Scotus argument is essentially the same, although a little more complex. I will discuss it later.

Thursday, October 06, 2011

Is bullshitting the same as lying?

Failing to tell the truth is not necessarily lying.  We can sincerely believe what we are saying, as Augustine says, and thus not intend to deceive, even though what we say happens to be false.  Or we can say what we know to be false, without deceiving, as when our audience knows that it is false, and we know that they know. "Now for the poet, he nothing affirmeth, and therefore never lieth".  Conversely, we can tell a big lie by telling the truth, but not the whole truth, and thus deceive in effective ways.

What about bullshitting (the coarse phrase is an American one, which has the same meaning as the now almost archaic defunct British English 'flannel' - to talk evasively)?  Is it lying? I haven't looked at Harry Frankfurt's excellent 'On Bullshit' for some time, but I know he develops a 'theory of bullshit' in a very philosophical way -giving necessary and sufficient conditions of bullshit, and so on.

Looking at it again, it is wonderfully funny.  "Telling a lie is an act with a sharp focus. It is designed to insert a particular falsehood at a specific point in a set or system of beliefs, in order to avoid the consequences of having that point occupied by the truth." (my emphasis).

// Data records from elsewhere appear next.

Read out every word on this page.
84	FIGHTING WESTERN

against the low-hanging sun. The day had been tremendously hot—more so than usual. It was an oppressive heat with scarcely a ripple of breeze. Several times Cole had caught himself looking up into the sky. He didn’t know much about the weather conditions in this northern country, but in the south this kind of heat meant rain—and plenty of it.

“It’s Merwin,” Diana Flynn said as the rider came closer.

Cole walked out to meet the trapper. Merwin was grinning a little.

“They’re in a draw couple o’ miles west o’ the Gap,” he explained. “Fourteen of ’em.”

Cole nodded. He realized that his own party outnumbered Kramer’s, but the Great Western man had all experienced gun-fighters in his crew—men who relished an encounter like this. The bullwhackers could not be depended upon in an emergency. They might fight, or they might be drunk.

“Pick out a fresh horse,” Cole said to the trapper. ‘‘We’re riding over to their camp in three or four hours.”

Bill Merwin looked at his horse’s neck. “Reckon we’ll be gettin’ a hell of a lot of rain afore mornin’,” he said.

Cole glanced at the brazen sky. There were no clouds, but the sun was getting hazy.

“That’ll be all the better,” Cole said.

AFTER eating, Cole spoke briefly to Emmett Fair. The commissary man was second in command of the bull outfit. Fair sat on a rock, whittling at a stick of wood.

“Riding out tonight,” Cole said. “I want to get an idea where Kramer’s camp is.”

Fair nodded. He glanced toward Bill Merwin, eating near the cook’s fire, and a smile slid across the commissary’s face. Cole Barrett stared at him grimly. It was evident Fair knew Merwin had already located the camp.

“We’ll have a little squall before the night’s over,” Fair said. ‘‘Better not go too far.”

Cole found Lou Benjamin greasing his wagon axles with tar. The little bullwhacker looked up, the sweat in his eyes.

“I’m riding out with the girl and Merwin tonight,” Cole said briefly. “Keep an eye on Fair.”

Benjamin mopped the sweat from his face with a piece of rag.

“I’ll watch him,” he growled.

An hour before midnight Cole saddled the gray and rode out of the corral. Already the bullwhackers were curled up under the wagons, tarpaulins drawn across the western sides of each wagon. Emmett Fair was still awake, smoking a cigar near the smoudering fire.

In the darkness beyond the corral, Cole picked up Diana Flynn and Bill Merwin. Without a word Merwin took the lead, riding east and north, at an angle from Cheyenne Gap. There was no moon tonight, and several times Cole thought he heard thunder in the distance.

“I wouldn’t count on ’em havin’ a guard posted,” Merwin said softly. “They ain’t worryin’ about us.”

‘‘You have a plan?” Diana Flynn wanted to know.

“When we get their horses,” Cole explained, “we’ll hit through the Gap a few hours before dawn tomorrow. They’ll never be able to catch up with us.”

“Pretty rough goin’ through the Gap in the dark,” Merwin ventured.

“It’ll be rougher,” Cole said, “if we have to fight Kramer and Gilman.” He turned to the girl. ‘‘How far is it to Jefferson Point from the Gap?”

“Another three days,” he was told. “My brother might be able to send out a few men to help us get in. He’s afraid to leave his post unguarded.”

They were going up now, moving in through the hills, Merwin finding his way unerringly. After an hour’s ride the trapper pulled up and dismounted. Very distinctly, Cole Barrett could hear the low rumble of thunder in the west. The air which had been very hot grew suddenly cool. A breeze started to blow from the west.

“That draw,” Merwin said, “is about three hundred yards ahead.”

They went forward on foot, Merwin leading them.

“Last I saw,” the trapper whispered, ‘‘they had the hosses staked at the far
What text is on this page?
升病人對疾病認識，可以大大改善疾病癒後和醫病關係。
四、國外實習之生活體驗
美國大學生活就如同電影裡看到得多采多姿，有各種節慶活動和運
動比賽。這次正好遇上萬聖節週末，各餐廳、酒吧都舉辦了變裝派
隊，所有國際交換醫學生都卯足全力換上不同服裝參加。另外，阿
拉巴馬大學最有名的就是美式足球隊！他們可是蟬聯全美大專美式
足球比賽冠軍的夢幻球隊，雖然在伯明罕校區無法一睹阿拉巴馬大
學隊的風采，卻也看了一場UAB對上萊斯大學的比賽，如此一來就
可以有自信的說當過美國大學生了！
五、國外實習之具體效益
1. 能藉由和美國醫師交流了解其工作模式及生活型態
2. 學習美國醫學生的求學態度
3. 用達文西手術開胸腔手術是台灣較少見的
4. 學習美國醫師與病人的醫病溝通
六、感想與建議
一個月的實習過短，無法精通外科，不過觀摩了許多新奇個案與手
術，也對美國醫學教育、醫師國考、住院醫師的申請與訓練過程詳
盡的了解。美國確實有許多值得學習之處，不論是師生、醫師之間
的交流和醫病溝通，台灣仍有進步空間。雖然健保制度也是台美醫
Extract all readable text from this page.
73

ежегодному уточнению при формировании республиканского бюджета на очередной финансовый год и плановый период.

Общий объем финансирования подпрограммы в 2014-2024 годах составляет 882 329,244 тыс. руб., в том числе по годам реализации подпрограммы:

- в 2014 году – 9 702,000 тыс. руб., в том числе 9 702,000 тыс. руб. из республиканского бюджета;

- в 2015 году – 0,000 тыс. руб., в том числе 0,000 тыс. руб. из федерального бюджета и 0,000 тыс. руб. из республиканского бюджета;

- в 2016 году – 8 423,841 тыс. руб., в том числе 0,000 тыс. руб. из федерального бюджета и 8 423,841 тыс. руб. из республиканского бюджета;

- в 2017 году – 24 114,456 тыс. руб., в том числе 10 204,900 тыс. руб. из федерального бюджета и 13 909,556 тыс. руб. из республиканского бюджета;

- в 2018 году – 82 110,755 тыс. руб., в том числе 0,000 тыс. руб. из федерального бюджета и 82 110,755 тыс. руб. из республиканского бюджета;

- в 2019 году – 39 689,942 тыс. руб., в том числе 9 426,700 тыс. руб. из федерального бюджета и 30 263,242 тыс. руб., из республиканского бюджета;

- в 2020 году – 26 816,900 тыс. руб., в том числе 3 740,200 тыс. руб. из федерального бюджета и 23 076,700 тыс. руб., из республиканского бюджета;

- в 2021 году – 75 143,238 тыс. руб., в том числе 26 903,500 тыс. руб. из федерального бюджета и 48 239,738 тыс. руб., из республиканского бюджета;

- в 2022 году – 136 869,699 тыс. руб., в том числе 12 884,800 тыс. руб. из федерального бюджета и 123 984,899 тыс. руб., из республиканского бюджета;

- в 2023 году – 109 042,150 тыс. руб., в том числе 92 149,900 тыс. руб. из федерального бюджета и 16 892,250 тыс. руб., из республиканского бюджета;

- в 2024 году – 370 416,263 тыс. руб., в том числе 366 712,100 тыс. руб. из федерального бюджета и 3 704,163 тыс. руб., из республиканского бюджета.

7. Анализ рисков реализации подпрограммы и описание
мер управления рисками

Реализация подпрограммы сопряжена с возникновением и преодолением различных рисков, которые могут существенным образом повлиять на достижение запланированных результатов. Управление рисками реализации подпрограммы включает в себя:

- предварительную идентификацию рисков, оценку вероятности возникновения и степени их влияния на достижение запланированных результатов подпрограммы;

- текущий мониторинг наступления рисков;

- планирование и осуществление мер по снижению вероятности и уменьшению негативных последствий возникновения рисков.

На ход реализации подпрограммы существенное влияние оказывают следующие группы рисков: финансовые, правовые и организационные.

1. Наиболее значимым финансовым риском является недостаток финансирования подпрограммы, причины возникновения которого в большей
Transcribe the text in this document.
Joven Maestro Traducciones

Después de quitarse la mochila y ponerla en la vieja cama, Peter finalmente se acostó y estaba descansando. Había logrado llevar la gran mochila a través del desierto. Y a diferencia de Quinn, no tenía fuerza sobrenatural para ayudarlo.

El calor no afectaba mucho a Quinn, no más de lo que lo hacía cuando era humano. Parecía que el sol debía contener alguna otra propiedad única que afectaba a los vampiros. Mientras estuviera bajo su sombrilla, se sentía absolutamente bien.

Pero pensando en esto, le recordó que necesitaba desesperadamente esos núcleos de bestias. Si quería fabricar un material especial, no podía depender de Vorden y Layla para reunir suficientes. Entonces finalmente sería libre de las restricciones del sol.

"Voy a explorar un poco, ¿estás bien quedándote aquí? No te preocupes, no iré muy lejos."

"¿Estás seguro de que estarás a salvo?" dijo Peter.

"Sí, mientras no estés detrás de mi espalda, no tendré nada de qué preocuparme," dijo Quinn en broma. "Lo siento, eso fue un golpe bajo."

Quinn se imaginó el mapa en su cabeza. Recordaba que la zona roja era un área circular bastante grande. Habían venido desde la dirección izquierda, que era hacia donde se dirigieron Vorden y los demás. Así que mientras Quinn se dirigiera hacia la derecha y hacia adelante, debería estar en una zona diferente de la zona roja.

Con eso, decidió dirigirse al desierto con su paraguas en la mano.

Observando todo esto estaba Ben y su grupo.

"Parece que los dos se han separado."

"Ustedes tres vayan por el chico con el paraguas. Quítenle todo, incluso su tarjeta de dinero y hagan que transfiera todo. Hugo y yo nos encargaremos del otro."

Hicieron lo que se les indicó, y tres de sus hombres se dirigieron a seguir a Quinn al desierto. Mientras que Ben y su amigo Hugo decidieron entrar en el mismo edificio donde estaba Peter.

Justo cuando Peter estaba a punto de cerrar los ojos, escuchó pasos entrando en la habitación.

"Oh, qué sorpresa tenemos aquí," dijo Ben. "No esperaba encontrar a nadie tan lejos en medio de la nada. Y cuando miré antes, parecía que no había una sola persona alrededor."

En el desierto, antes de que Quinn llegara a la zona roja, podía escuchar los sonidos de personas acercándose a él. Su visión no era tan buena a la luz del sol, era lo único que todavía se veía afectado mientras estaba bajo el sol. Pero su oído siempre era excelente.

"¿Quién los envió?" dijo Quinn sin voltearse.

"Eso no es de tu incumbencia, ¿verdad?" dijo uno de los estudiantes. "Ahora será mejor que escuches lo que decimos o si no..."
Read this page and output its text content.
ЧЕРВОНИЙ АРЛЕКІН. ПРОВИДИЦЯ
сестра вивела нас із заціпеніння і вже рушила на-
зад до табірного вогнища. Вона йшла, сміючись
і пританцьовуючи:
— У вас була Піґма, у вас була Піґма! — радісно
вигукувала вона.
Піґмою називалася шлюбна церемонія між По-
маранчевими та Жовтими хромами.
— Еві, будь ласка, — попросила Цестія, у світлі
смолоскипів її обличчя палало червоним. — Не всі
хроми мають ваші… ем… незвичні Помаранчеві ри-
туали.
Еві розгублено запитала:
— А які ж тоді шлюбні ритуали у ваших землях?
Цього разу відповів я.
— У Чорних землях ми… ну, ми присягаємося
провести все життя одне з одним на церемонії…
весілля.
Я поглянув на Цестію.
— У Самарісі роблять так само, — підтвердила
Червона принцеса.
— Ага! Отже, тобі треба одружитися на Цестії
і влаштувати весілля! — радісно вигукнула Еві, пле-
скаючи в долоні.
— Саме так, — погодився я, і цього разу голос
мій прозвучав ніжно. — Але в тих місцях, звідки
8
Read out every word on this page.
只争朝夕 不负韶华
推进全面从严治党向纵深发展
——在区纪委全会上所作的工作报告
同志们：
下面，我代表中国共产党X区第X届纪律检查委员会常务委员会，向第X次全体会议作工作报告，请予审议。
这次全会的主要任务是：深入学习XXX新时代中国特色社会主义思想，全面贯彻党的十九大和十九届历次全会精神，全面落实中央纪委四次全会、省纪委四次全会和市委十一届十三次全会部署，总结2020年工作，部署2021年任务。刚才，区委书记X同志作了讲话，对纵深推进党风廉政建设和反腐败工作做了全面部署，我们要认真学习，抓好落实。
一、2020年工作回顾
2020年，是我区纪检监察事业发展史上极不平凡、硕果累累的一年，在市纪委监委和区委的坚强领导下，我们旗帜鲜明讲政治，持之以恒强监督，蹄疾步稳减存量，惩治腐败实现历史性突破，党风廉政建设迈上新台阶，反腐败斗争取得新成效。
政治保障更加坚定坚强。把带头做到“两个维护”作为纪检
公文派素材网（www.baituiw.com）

Now, Frankfurt claims that the essence of bullshit is a lack of connection to a concern with truth, and  indifference to how things really are.
This is the crux of the distinction between [the bullshitter] and the liar. Both he and the liar represent themselves falsely as endeavoring to communicate the truth. The success of each depends upon deceiving us about that. But the fact about himself that the liar hides is that he is attempting to lead us away from a correct apprehension of reality; we are not to know that he wants us to believe something he supposes to be false. The fact about himself that the bullshitter hides, on the other hand, is that the truth-values of his statements are of no central interest to him; what we are not to understand is that his intention is neither to report the truth nor conceal it. This does not mean that his speech is  anarchically impulsive, but that the motive guiding and controlling it is unconcerned with how the things about which he speaks truly are.
And he says that "it is impossible for someone to lie unless he thinks he knows the truth".

Is that right?  I don't think so.  The essence of bullshit is the project of conveying a falsehood without articulating it.  Proof:  when you spot the falsehood that the bullshitter is attempting to convey, and try and force him (or her, usually him) to articulate it, the bullshitter will immediately move on from that place, to avoid it becoming occupied by the truth.  He, or she, will use various methods and means - sometimes accusations of bad faith, sometimes professing ignorance or misunderstand, and very often a move to a higher level of generality ("let's step back for a minute").  Bullshitters of the unsubtle and unskilled and ephemeral variety frequently descend into complete nonsense.

Therefore, their evident consciousness of the place to avoid - such a consciousness, in fact, that the place becomes clear and obvious, by dint of the trampled ground around it, is proof that they are not unconcerned with the truth, and that they do have an interest in it.

Further proof: nearly all people hate a barefaced lie. This may be because their parents told them it was wrong, perhaps it is part of our genetic code.  It may be simply the fear of being found out.  One liar who lied to me quite recently said to me "I do not think I ever lied to you".  He could not bring himself to say 'I lied'.  Nearly all ordinary liars are bullshitters, on this understanding.

I assume Harry Frankfurt has spent a great deal of his time in an academic department, indeed, a department of philosophy.  Such people have a deep concern for the truth, and generally little reason to lie.  Moreover, their whole training is intended to eliminate the vagueness and unclarity of ordinary discourse.  This may be the cause of his mistake.